10 Things I Hate About You
There are a few different angles from which to approach “10 Things I Hate About You.” One is as a part of the literary adaptation-as-teen movie boom of ’99 which included “She’s All That” and “Cruel Intenions.” One is as a teen comedy, and part of the string that gave us “American Pie.” And one is simply as a romantic comedy, and a darn good one at that. The angle I’d like to discuss, however, is how it was our introduction to Heath Ledger, who played Patrick Verona, the bad-ass teen with a tough rep who tries to woo Julia Stiles’s equally tough Kat Stratford in this adaptation of Shakespeare’s The Taming of the Shrew. It didn’t occur to me while watching it this morning just how much I would miss Ledger watching it, but as Verona, he showed all of the traits that would give him the rep as one of the best actors of his generation he carries still, eight years after his death. Many of his most successful films after this- “The Patriot,” “A Knight’s Tale,” “The Brothers Grimm,” “Brokeback Mountain,” “The Dark Knight” and even his aborted performance in “The Imaginarium of Doctor Parnassus”- tapped into the easy charm and blend of warmth and depth he showed in Gil Junger’s teen comedy, and built on it for one of the most impressive careers in modern cinema, making his passing that much more difficult to take. Who could imagine that one of the most exciting 9-year careers that we’ve seen in movies would start with a silly teen rom-com?

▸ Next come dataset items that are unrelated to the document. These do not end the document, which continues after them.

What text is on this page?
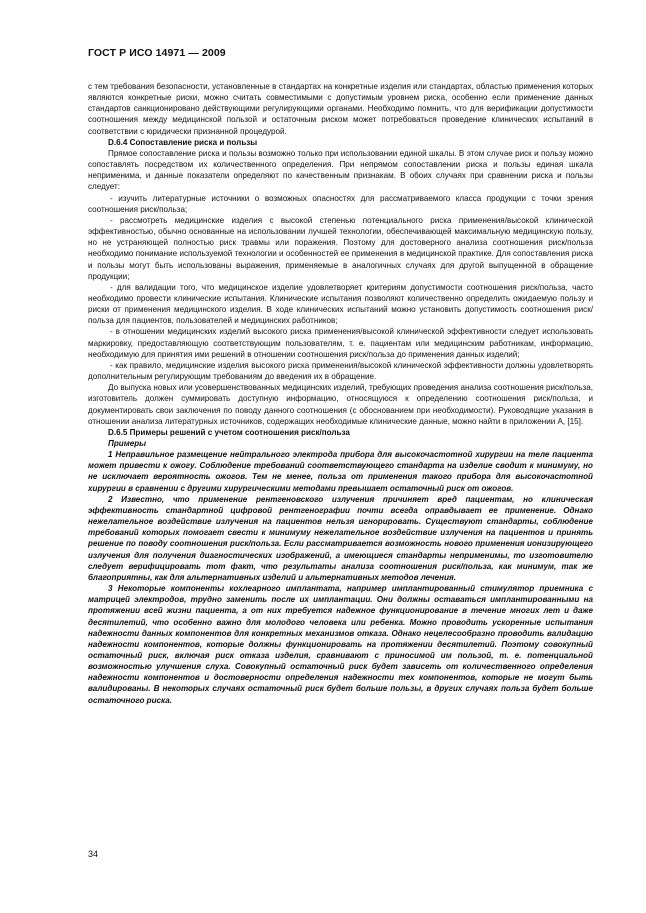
ГОСТ Р ИСО 14971 — 2009

с тем требования безопасности, установленные в стандартах на конкретные изделия или стандартах, областью применения которых являются конкретные риски, можно считать совместимыми с допустимым уровнем риска, особенно если применение данных стандартов санкционировано действующими регулирующими органами. Необходимо помнить, что для верификации допустимости соотношения между медицинской пользой и остаточным риском может потребоваться проведение клинических испытаний в соответствии с юридически признанной процедурой.

D.6.4 Сопоставление риска и пользы

Прямое сопоставление риска и пользы возможно только при использовании единой шкалы. В этом случае риск и пользу можно сопоставлять посредством их количественного определения. При непрямом сопоставлении риска и пользы единая шкала неприменима, и данные показатели определяют по качественным признакам. В обоих случаях при сравнении риска и пользы следует:

- изучить литературные источники о возможных опасностях для рассматриваемого класса продукции с точки зрения соотношения риск/польза;

- рассмотреть медицинские изделия с высокой степенью потенциального риска применения/высокой клинической эффективностью, обычно основанные на использовании лучшей технологии, обеспечивающей максимальную медицинскую пользу, но не устраняющей полностью риск травмы или поражения. Поэтому для достоверного анализа соотношения риск/польза необходимо понимание используемой технологии и особенностей ее применения в медицинской практике. Для сопоставления риска и пользы могут быть использованы выражения, применяемые в аналогичных случаях для другой выпущенной в обращение продукции;

- для валидации того, что медицинское изделие удовлетворяет критериям допустимости соотношения риск/польза, часто необходимо провести клинические испытания. Клинические испытания позволяют количественно определить ожидаемую пользу и риски от применения медицинского изделия. В ходе клинических испытаний можно установить допустимость соотношения риск/польза для пациентов, пользователей и медицинских работников;

- в отношении медицинских изделий высокого риска применения/высокой клинической эффективности следует использовать маркировку, предоставляющую соответствующим пользователям, т. е. пациентам или медицинским работникам, информацию, необходимую для принятия ими решений в отношении соотношения риск/польза до применения данных изделий;

- как правило, медицинские изделия высокого риска применения/высокой клинической эффективности должны удовлетворять дополнительным регулирующим требованиям до введения их в обращение.

До выпуска новых или усовершенствованных медицинских изделий, требующих проведения анализа соотношения риск/польза, изготовитель должен суммировать доступную информацию, относящуюся к определению соотношения риск/польза, и документировать свои заключения по поводу данного соотношения (с обоснованием при необходимости). Руководящие указания в отношении анализа литературных источников, содержащих необходимые клинические данные, можно найти в приложении А, [15].

D.6.5 Примеры решений с учетом соотношения риск/польза

Примеры

1 Неправильное размещение нейтрального электрода прибора для высокочастотной хирургии на теле пациента может привести к ожогу. Соблюдение требований соответствующего стандарта на изделие сводит к минимуму, но не исключает вероятность ожогов. Тем не менее, польза от применения такого прибора для высокочастотной хирургии в сравнении с другими хирургическими методами превышает остаточный риск от ожогов.

2 Известно, что применение рентгеновского излучения причиняет вред пациентам, но клиническая эффективность стандартной цифровой рентгенографии почти всегда оправдывает ее применение. Однако нежелательное воздействие излучения на пациентов нельзя игнорировать. Существуют стандарты, соблюдение требований которых помогает свести к минимуму нежелательное воздействие излучения на пациентов и принять решение по поводу соотношения риск/польза. Если рассматривается возможность нового применения ионизирующего излучения для получения диагностических изображений, а имеющиеся стандарты неприменимы, то изготовителю следует верифицировать тот факт, что результаты анализа соотношения риск/польза, как минимум, так же благоприятны, как для альтернативных изделий и альтернативных методов лечения.

3 Некоторые компоненты кохлеарного имплантата, например имплантированный стимулятор приемника с матрицей электродов, трудно заменить после их имплантации. Они должны оставаться имплантированными на протяжении всей жизни пациента, а от них требуется надежное функционирование в течение многих лет и даже десятилетий, что особенно важно для молодого человека или ребенка. Можно проводить ускоренные испытания надежности данных компонентов для конкретных механизмов отказа. Однако нецелесообразно проводить валидацию надежности компонентов, которые должны функционировать на протяжении десятилетий. Поэтому совокупный остаточный риск, включая риск отказа изделия, сравнивают с приносимой им пользой, т. е. потенциальной возможностью улучшения слуха. Совокупный остаточный риск будет зависеть от количественного определения надежности компонентов и достоверности определения надежности тех компонентов, которые не могут быть валидированы. В некоторых случаях остаточный риск будет больше пользы, в других случаях польза будет больше остаточного риска.

34
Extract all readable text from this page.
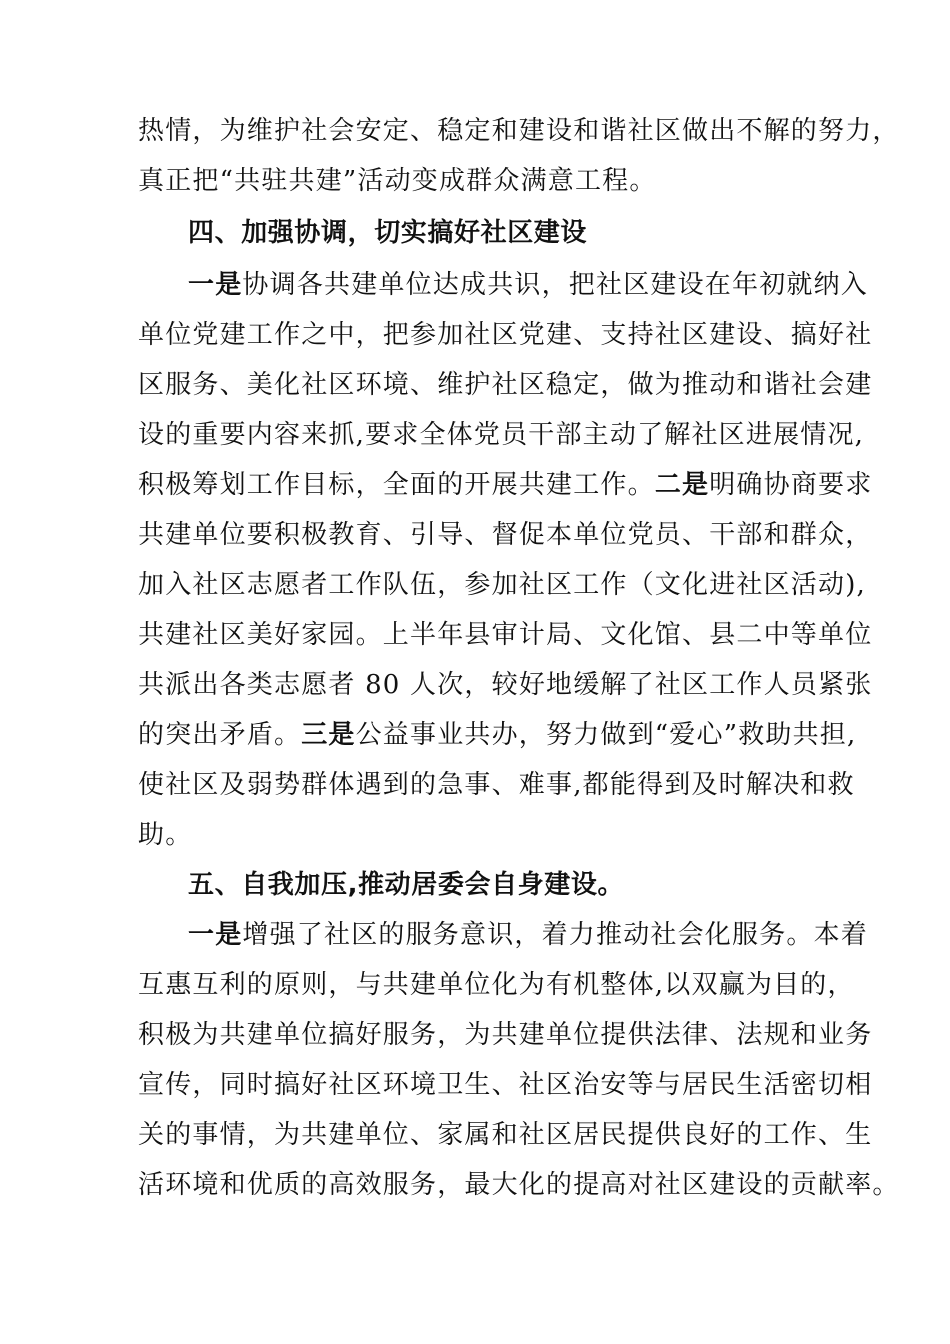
热情，为维护社会安定、稳定和建设和谐社区做出不解的努力，
真正把“共驻共建”活动变成群众满意工程。
四、加强协调，切实搞好社区建设
一是协调各共建单位达成共识，把社区建设在年初就纳入
单位党建工作之中，把参加社区党建、支持社区建设、搞好社
区服务、美化社区环境、维护社区稳定，做为推动和谐社会建
设的重要内容来抓,要求全体党员干部主动了解社区进展情况,
积极筹划工作目标，全面的开展共建工作。二是明确协商要求
共建单位要积极教育、引导、督促本单位党员、干部和群众，
加入社区志愿者工作队伍，参加社区工作（文化进社区活动),
共建社区美好家园。上半年县审计局、文化馆、县二中等单位
共派出各类志愿者 80 人次，较好地缓解了社区工作人员紧张
的突出矛盾。三是公益事业共办，努力做到“爱心”救助共担,
使社区及弱势群体遇到的急事、难事,都能得到及时解决和救
助。
五、自我加压,推动居委会自身建设。
一是增强了社区的服务意识，着力推动社会化服务。本着
互惠互利的原则，与共建单位化为有机整体,以双赢为目的，
积极为共建单位搞好服务，为共建单位提供法律、法规和业务
宣传，同时搞好社区环境卫生、社区治安等与居民生活密切相
关的事情，为共建单位、家属和社区居民提供良好的工作、生
活环境和优质的高效服务，最大化的提高对社区建设的贡献率。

“10 Things I Hate About You” is a pure delight, and that extends beyond the work Ledger and Stiles, who also broke out after this film, do as the “tamer” and the “shrew,” as they fit into the parameters of Shakespeare’s story. The other couple at the center of the film Joseph Gordon-Levitt as Cameron James, who has just moved to the Seattle high school, and has fallen hard to Kat’s sister Bianca, played by Larisa Oleynik (whom also played opposite Gordon-Levitt on TV’s “3rd Rock From the Sun”). The big problem for Cameron is not only that the popular, but vapid, Joey (Andrew Keegan) also has eyes for Bianca, but also, her father Walter (played by the very funny Larry Miller) forbids Kat and Bianca from dating, as he sees a lot of pregnant teenagers as a doctor and wants to shield his daughters as much as possible. When Bianca gets wooed by Joey and Cameron, however, her father changes his rule from “no dating” to “no dating unless both of you are,” using Kat’s general unpopularity and standoffish nature to his advantage. That’s where Patrick comes in, as Cameron and his friend Michael (David Krumholtz) get Joey to pay Patrick to try and date Kat by making him think he’ll have a chance at Bianca when they’re really doing it for Cameron. That’s as much of Shakespearean writing as you’ll see in the film outside of the student’s English class that leads to the emotional climax of the film, although yes, the prom still figures in to things- “10 Things I Hate About You” isn’t entirely devoid of cliche.
Writers Karen McCullah & Kirsten Smith adapt the structure of Shakespeare’s play to their own devices, and don’t rely of it to be clever- this is very much a modern rom-com, rather than just teens playing like Shakespearean characters like in Baz Luhrmann’s admittedly great “Romeo + Juliet.” Director Junger comes from TV, so you won’t see much in the way of adventurous filmmaking, nor should- he just lets the actors go, and they all do great work, whether it’s Ledger singing “Can’t Take My Eyes Off of You” to Stiles with a marching band backing him or the climactic moments at the prom where the truth comes out, or Stiles’s raw, emotional declaration of love in the middle of class. They do right by the Bard, and they help make a typical teen comedy into a successful display of talent and fresh personalities that still holds up today.